The learning rate controls how large each update step is:

  • Too large → overshoots the minimum, loss oscillates
  • Too small → converges very slowly
  • Just right → smooth convergence

The Training Loop

Python
import numpy as np
from sklearn.linear_model import SGDRegressor

# Simplified manual training loop (illustrative  use frameworks in practice)
def train(X_train, y_train, learning_rate=0.01, epochs=100):
    n_features = X_train.shape[1]
    weights = np.zeros(n_features)
    bias = 0.0
    losses = []

    for epoch in range(epochs):
        # Forward pass
        predictions = X_train @ weights + bias

        # Compute MSE loss
        errors = predictions - y_train
        loss = np.mean(errors ** 2)
        losses.append(loss)

        # Compute gradients (MSE gradient)
        grad_w = (2 / len(y_train)) * (X_train.T @ errors)
        grad_b = (2 / len(y_train)) * np.sum(errors)

        # Update weights
        weights -= learning_rate * grad_w
        bias    -= learning_rate * grad_b

        if epoch % 10 == 0:
            print(f"Epoch {epoch:3d}: loss = {loss:.4f}")

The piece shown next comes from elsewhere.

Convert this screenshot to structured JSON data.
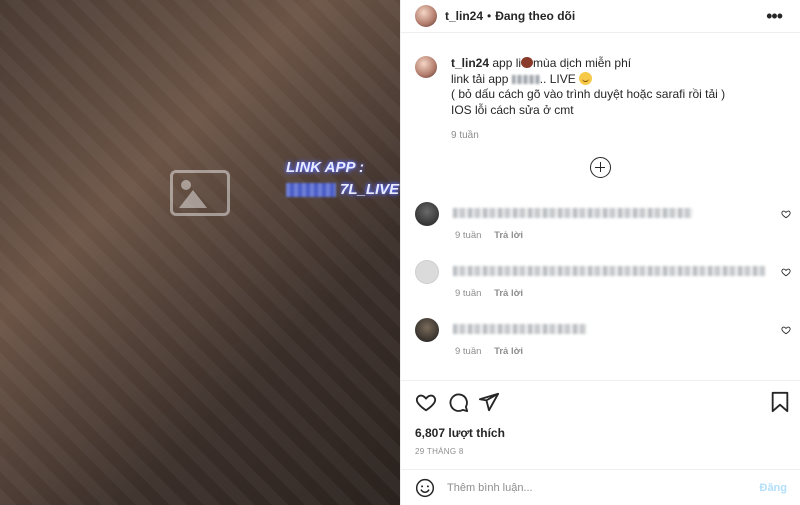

    return weights, bias, losses

# The loss should decrease with each epoch
# Epoch   0: loss = 5.4321
# Epoch  10: loss = 2.1098
# Epoch  20: loss = 0.8734
# ...

What Happens Over Many Epochs

Loss
 │
5│ ×
4│   ×
3│     ×
2│       × ×
1│           × × × × × ×
0│                         ───────  (convergence)
 └──────────────────────────────────→ Epoch

As training progresses, the model's weights settle into values that minimize loss on the training data. This is convergence.


Key Concepts Summary

| Concept | What It Is | Intuition | |---|---|---| | Loss function | Measures prediction error | "How wrong am I?" | | Gradient | Direction of steepest increase in loss | "Which way is up?" | | Gradient descent | Move weights in opposite direction of gradient | "Walk downhill" | | Learning rate | Step size per update | "How big a step?" | | Epoch | One full pass through the training data | "One lap around the track" | | Convergence | Loss stops decreasing significantly | "Reached the valley" | | Parameters / Weights | Values updated during training | "What the model learns" |


Interview Answer Template

Q: How does a model actually learn?

Learning is an optimization process. The model starts with random weights and makes predictions. A loss function measures how wrong those predictions are — for regression, that's often mean squared error; for classification, cross-entropy. The training algorithm then computes the gradient of the loss with respect to each weight, which tells us how to adjust them to reduce error. Weights are updated by moving in the opposite direction of the gradient — this is gradient descent. We repeat this for many epochs (passes through the training data) until the loss converges. Frameworks like PyTorch compute gradients automatically via backpropagation, so we only need to define the loss function and the model architecture.